Ben is now a junior at Lynn, studying digital media and journalism. He hopes for a career in sports journalism and is an intern at Sports Immortals, a sports memorabilia museum and gallery.
“It was his academic coach at the institute who noticed how articulate he was,” Barbash said. “She suggested he look into a communications major, and he absolutely loves it.”
The institute coached Ben so well, in fact, that he is no longer in the program, a true testament to its success.
Soapbox or not, Barbash is a born storyteller. She worked as a senior environmental consultant for Booz Allen Hamilton, but after Ben was born, she wanted a change. When she took the boys to a music program for children—and realized she could do it better—she started Sing-a-long with Karen, a musical mommy-and-me program in the metro Washington, D.C. area.
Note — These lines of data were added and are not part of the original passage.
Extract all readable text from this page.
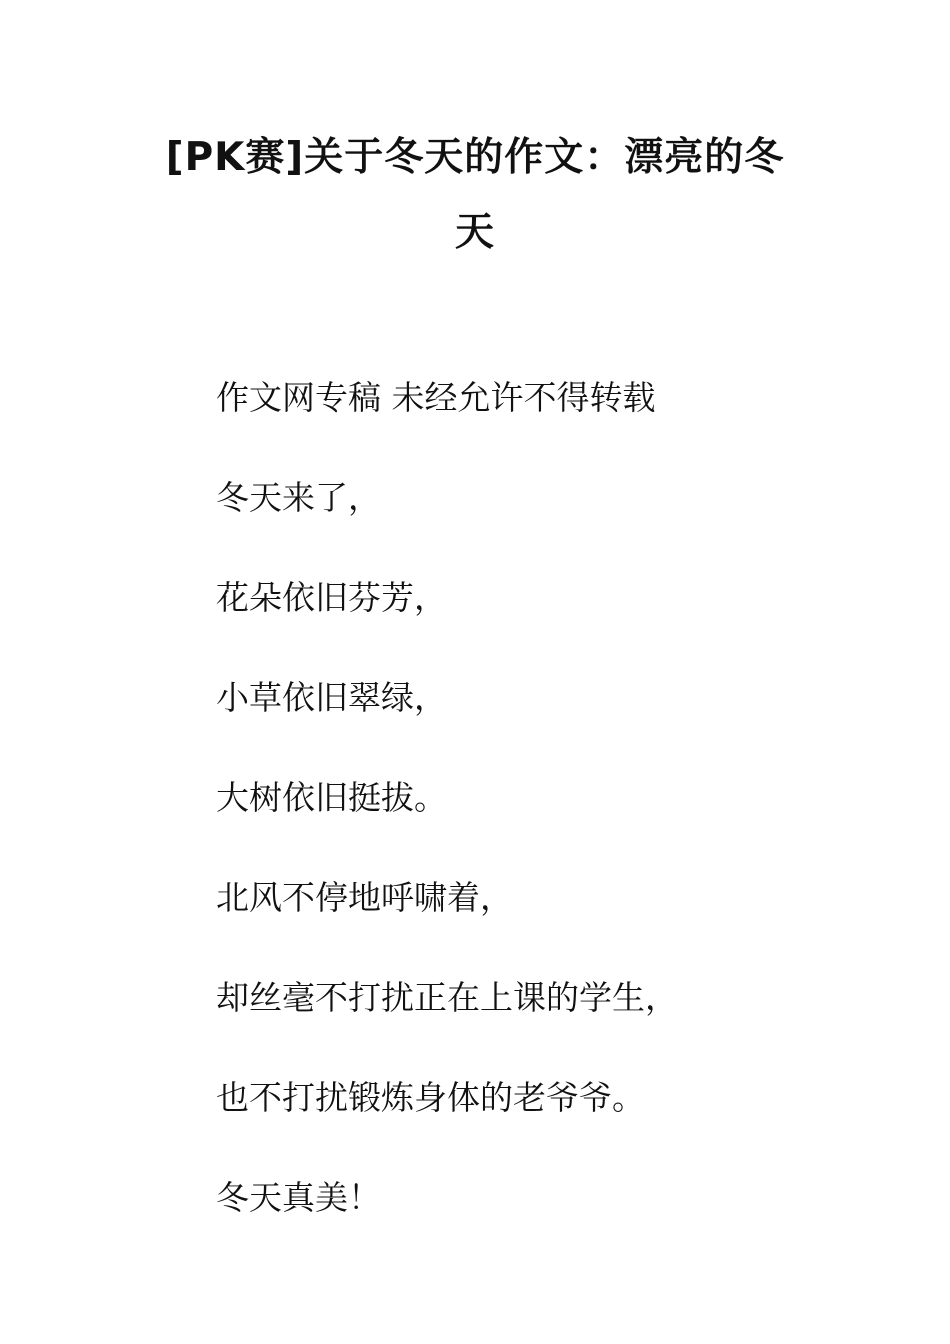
[PK赛]关于冬天的作文：漂亮的冬
天
作文网专稿 未经允许不得转载
冬天来了，
花朵依旧芬芳，
小草依旧翠绿，
大树依旧挺拔。
北风不停地呼啸着，
却丝毫不打扰正在上课的学生，
也不打扰锻炼身体的老爷爷。
冬天真美！
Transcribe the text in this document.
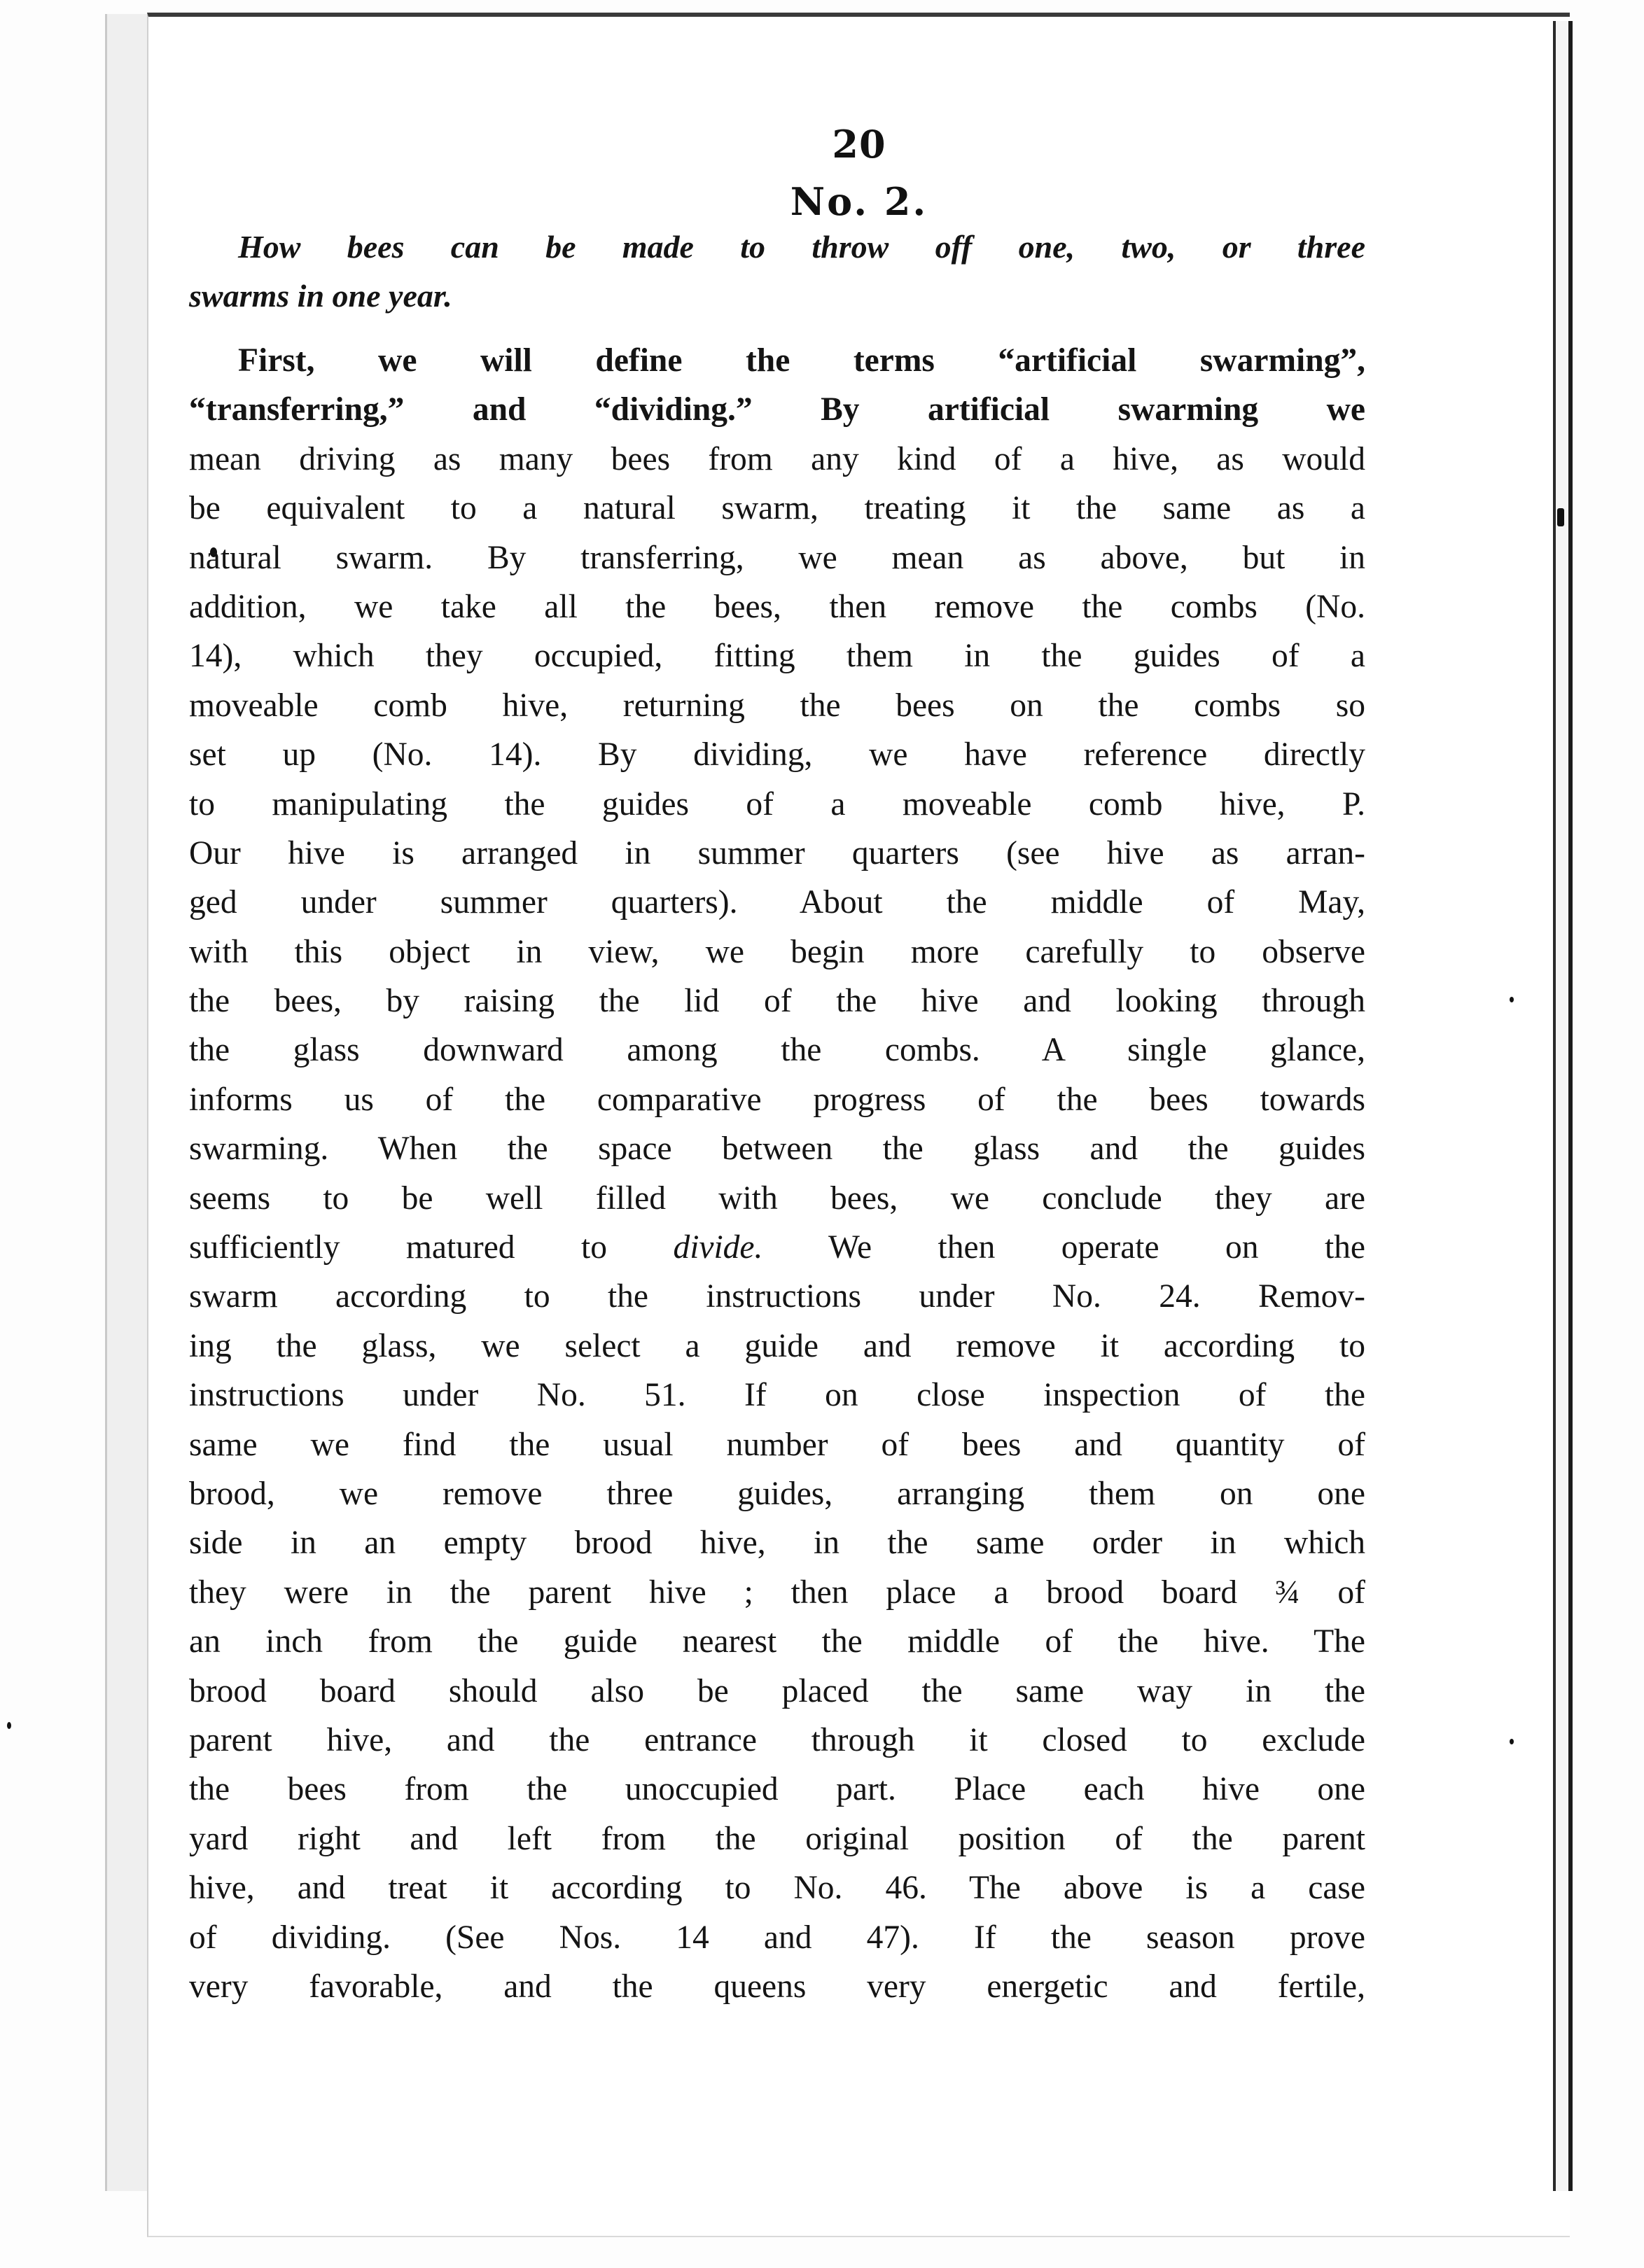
20
No. 2.
How bees can be made to throw off one, two, or three
swarms in one year.
First, we will define the terms “artificial swarming”,
“transferring,” and “dividing.” By artificial swarming we
mean driving as many bees from any kind of a hive, as would
be equivalent to a natural swarm, treating it the same as a
natural swarm. By transferring, we mean as above, but in
addition, we take all the bees, then remove the combs (No.
14), which they occupied, fitting them in the guides of a
moveable comb hive, returning the bees on the combs so
set up (No. 14). By dividing, we have reference directly
to manipulating the guides of a moveable comb hive, P.
Our hive is arranged in summer quarters (see hive as arran-
ged under summer quarters). About the middle of May,
with this object in view, we begin more carefully to observe
the bees, by raising the lid of the hive and looking through
the glass downward among the combs. A single glance,
informs us of the comparative progress of the bees towards
swarming. When the space between the glass and the guides
seems to be well filled with bees, we conclude they are
sufficiently matured to divide. We then operate on the
swarm according to the instructions under No. 24. Remov-
ing the glass, we select a guide and remove it according to
instructions under No. 51. If on close inspection of the
same we find the usual number of bees and quantity of
brood, we remove three guides, arranging them on one
side in an empty brood hive, in the same order in which
they were in the parent hive ; then place a brood board ¾ of
an inch from the guide nearest the middle of the hive. The
brood board should also be placed the same way in the
parent hive, and the entrance through it closed to exclude
the bees from the unoccupied part. Place each hive one
yard right and left from the original position of the parent
hive, and treat it according to No. 46. The above is a case
of dividing. (See Nos. 14 and 47). If the season prove
very favorable, and the queens very energetic and fertile,
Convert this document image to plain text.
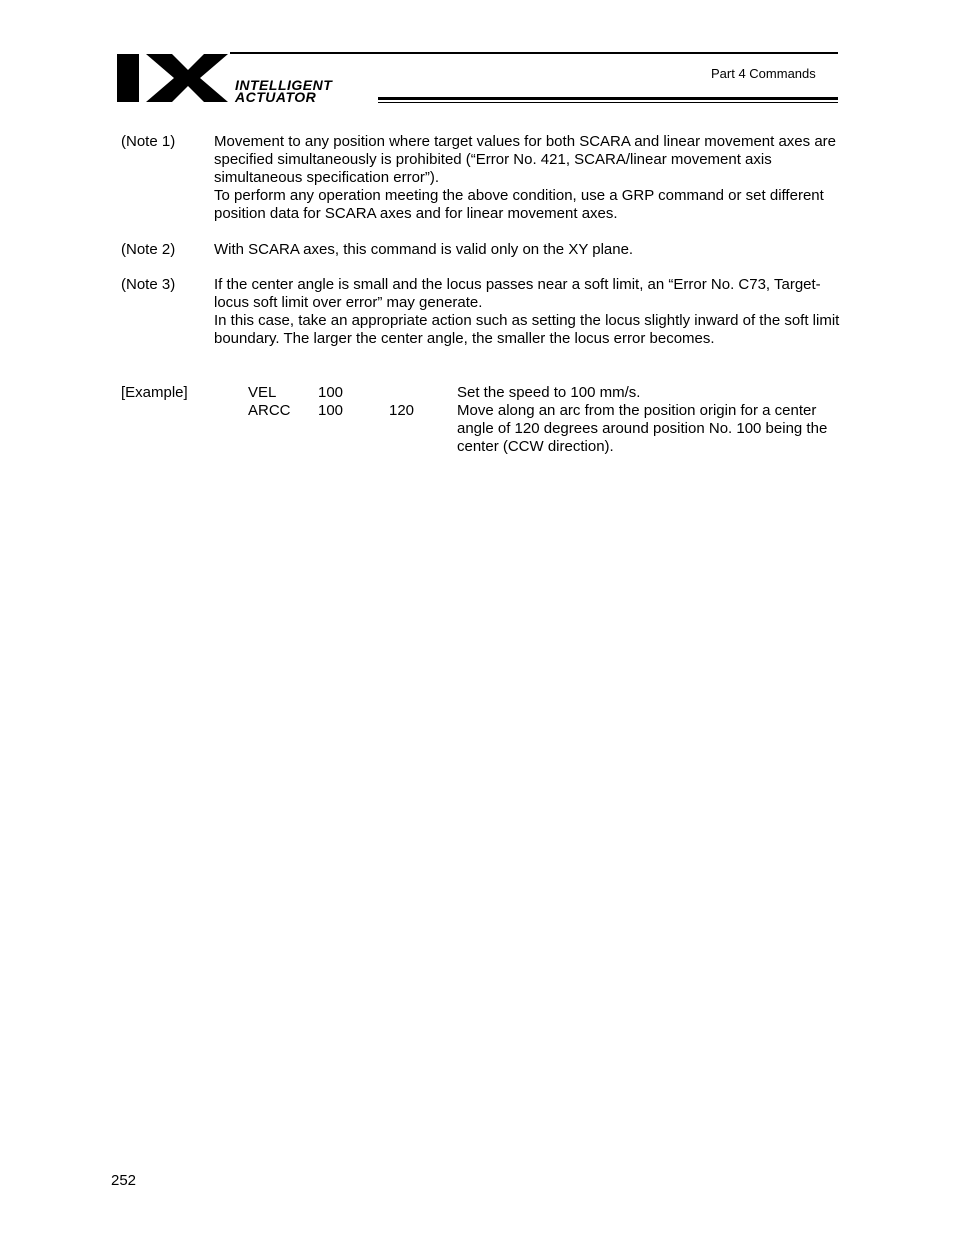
INTELLIGENT
ACTUATOR
Part 4 Commands
(Note 1)	Movement to any position where target values for both SCARA and linear movement axes are specified simultaneously is prohibited (“Error No. 421, SCARA/linear movement axis simultaneous specification error”).

To perform any operation meeting the above condition, use a GRP command or set different position data for SCARA axes and for linear movement axes.

(Note 2)	With SCARA axes, this command is valid only on the XY plane.

(Note 3)	If the center angle is small and the locus passes near a soft limit, an “Error No. C73, Target-locus soft limit over error” may generate.

In this case, take an appropriate action such as setting the locus slightly inward of the soft limit boundary. The larger the center angle, the smaller the locus error becomes.

[Example]	VEL	100	Set the speed to 100 mm/s.
ARCC 100	120	Move along an arc from the position origin for a center angle of 120 degrees around position No. 100 being the center (CCW direction).
252
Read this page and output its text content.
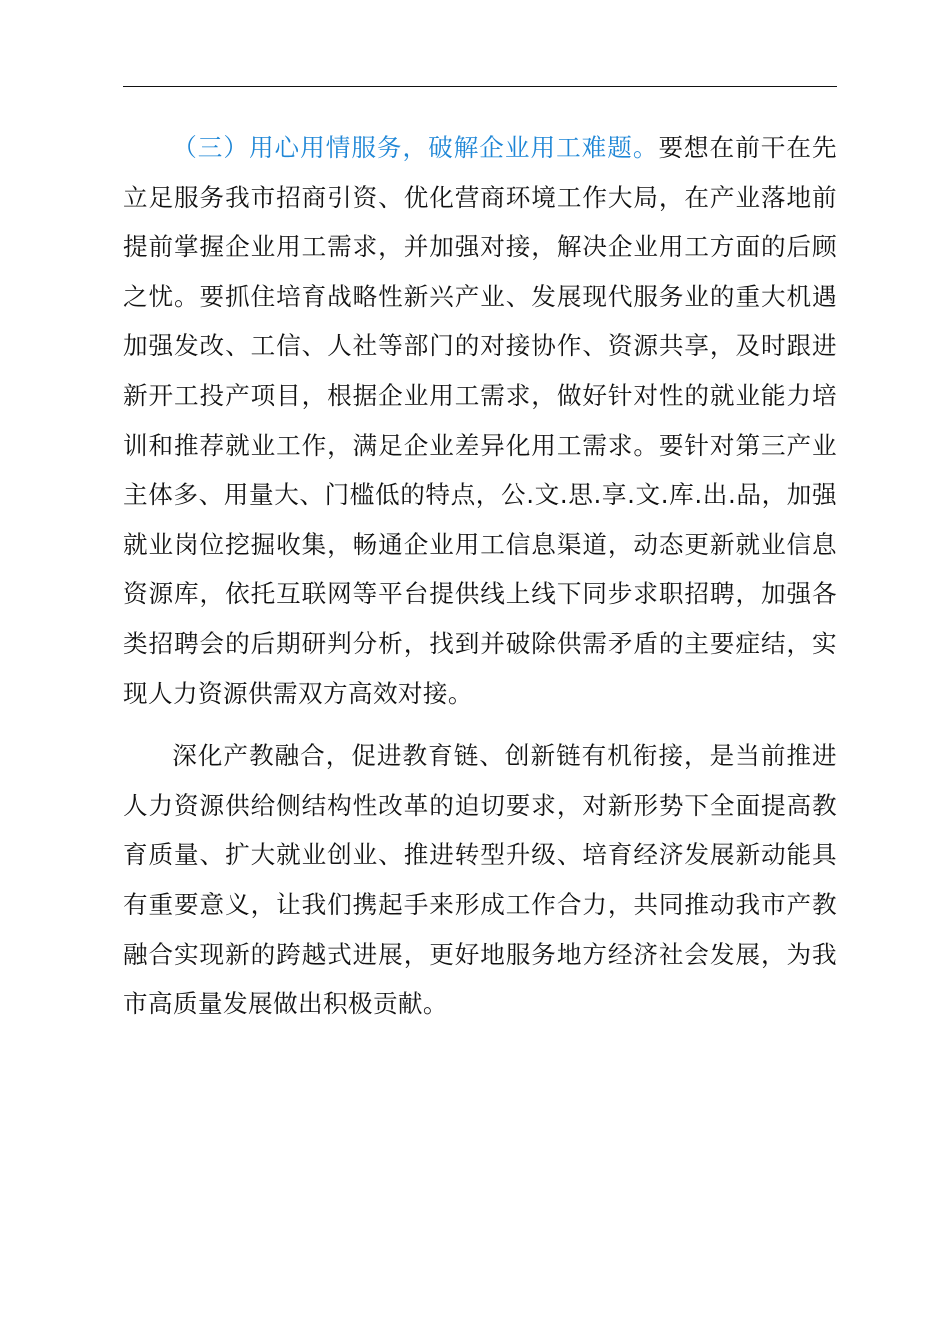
（三）用心用情服务，破解企业用工难题。要想在前干在先立足服务我市招商引资、优化营商环境工作大局，在产业落地前提前掌握企业用工需求，并加强对接，解决企业用工方面的后顾之忧。要抓住培育战略性新兴产业、发展现代服务业的重大机遇加强发改、工信、人社等部门的对接协作、资源共享，及时跟进新开工投产项目，根据企业用工需求，做好针对性的就业能力培训和推荐就业工作，满足企业差异化用工需求。要针对第三产业主体多、用量大、门槛低的特点，公.文.思.享.文.库.出.品，加强就业岗位挖掘收集，畅通企业用工信息渠道，动态更新就业信息资源库，依托互联网等平台提供线上线下同步求职招聘，加强各类招聘会的后期研判分析，找到并破除供需矛盾的主要症结，实现人力资源供需双方高效对接。

深化产教融合，促进教育链、创新链有机衔接，是当前推进人力资源供给侧结构性改革的迫切要求，对新形势下全面提高教育质量、扩大就业创业、推进转型升级、培育经济发展新动能具有重要意义，让我们携起手来形成工作合力，共同推动我市产教融合实现新的跨越式进展，更好地服务地方经济社会发展，为我市高质量发展做出积极贡献。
“Honestly, I expected it to be very part-time,” said Barbash, a classically trained guitarist. “But it took off, and I was suddenly earning more in weekly classes and special events with babies and toddlers than I was at Booz Allen.”
With one son graduated and another enjoying a successful junior year, Barbash and her husband, Barry Barbash, partner with the law firm of Willkie, Farr & Gallagher LLP and co-head of the firm’s asset management department, enthusiastically support Lynn’s annual fund and have hosted admission recruitment events in the Washington, D.C., area for the last three years.
“I wish I could host 30 a year,” she said. “I want to tell every parent and every student who is on the fence between two schools that Lynn will change their lives.”